Neuberger is training an eager and willing Steve to follow in his footsteps. They make a formidable pair in court—Tom, the shorter at 6 feet 4 inches, and Steve topping him by a couple of inches.
Working summers at the Rutherford Institute convinced Steve he wanted to study law. He graduated from Temple Law School, and joined the practice four years ago. “He’s my message to the future,” Tom Neuberger says. “Someday I’ll be carrying his bag and doing research for him.”
Neuberger has lived in Wilmington all his life. His old friend, Bob Mulrooney, who played basketball with him at Salesianum School, says, “With Tom, what you see is what you get. He’s always been intense, always been caring. He was a really good student. I never saw anyone who could just sit down and plot out a course the way he can.”
Neuberger graduated magna cum laude from St. Joseph’s College, earned a master’s degree at the University of Delaware and his law degree from Georgetown University. He has known his wife, Judy, since the fifth grade, and she works part-time as the office bookkeeper. “She keeps us straight and honest,” he says.
Since opening his own firm in 1981, he has tried cases in federal courts throughout the country. An expert in First and 14th Amendment cases, he has testified before congressional committees. And he once nearly became a member of Congress himself.

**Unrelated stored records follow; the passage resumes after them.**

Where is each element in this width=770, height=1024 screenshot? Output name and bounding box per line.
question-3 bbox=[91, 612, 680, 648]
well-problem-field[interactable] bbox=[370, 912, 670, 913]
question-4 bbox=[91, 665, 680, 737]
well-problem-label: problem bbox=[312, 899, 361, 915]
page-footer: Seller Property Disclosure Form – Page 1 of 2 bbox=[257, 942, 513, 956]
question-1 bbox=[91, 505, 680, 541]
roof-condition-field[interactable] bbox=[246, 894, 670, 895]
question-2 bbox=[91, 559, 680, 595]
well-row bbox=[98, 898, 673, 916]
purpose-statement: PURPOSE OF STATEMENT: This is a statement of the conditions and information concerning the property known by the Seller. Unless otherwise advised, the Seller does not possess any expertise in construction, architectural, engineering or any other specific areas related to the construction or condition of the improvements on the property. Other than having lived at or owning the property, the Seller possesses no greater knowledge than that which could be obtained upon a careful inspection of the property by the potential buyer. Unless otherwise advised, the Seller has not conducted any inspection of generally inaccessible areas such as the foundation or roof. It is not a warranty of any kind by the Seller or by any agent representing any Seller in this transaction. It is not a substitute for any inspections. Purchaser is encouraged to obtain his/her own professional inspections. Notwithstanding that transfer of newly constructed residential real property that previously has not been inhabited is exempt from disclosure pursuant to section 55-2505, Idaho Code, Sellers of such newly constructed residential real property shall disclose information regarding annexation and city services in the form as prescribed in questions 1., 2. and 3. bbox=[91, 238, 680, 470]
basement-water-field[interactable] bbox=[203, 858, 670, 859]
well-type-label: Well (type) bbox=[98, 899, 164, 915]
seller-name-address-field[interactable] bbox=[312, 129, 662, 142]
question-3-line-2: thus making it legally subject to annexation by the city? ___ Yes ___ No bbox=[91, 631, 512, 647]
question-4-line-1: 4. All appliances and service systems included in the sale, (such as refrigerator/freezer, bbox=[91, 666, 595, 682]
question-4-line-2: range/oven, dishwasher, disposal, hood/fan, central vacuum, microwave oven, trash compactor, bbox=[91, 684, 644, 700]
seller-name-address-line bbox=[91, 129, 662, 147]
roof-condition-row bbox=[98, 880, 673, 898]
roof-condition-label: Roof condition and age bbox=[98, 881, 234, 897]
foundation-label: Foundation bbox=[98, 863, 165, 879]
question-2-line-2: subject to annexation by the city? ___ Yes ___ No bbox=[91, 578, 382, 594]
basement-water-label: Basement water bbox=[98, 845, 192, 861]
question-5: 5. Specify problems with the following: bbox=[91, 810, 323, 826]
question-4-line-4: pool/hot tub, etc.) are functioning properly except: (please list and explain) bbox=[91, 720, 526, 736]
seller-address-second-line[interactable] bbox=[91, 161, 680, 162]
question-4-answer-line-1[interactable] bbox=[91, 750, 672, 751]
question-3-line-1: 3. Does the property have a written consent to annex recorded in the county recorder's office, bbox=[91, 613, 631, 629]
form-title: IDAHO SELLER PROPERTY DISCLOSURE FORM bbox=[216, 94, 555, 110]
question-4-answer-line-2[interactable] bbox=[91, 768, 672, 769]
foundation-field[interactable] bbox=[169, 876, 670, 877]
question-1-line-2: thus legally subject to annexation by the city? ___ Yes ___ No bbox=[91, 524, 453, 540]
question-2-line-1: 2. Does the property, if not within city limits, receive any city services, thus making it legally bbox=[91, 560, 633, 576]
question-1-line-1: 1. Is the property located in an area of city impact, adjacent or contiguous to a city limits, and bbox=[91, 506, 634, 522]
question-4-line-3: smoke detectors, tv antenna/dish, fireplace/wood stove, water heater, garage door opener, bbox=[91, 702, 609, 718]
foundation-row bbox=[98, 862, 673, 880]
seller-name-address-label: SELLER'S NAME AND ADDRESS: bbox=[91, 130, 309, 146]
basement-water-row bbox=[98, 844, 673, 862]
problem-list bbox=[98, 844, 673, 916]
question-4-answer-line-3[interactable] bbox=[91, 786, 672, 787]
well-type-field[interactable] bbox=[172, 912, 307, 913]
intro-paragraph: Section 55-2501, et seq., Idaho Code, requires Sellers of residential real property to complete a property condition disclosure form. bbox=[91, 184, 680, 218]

He ran in 1986 as the Republican candidate for Delaware’s single House seat, but lost to Democrat Tom Carper, now a U.S. senator. Neuberger says, “We ran a clean campaign on the issues, no dirty tricks, against a popular incumbent. The people always need a choice, and I am proud to have had the honor at a time when President Reagan was restoring the nation’s self-esteem.” He recalls that Steve sent some jelly beans with him once when he visited the president at the White House. “The Secret Service would have none of that, but the president told me to thank Steve for his thoughtfulness … a nice memory.”
Whether in politics or in law, Neuberger has made a career out of following his convictions, wherever they take him. “I am one of those lawyers who has chosen not to be rich but to sleep at night with a clear conscience,” he says. “I am proud to be one of the little guys.”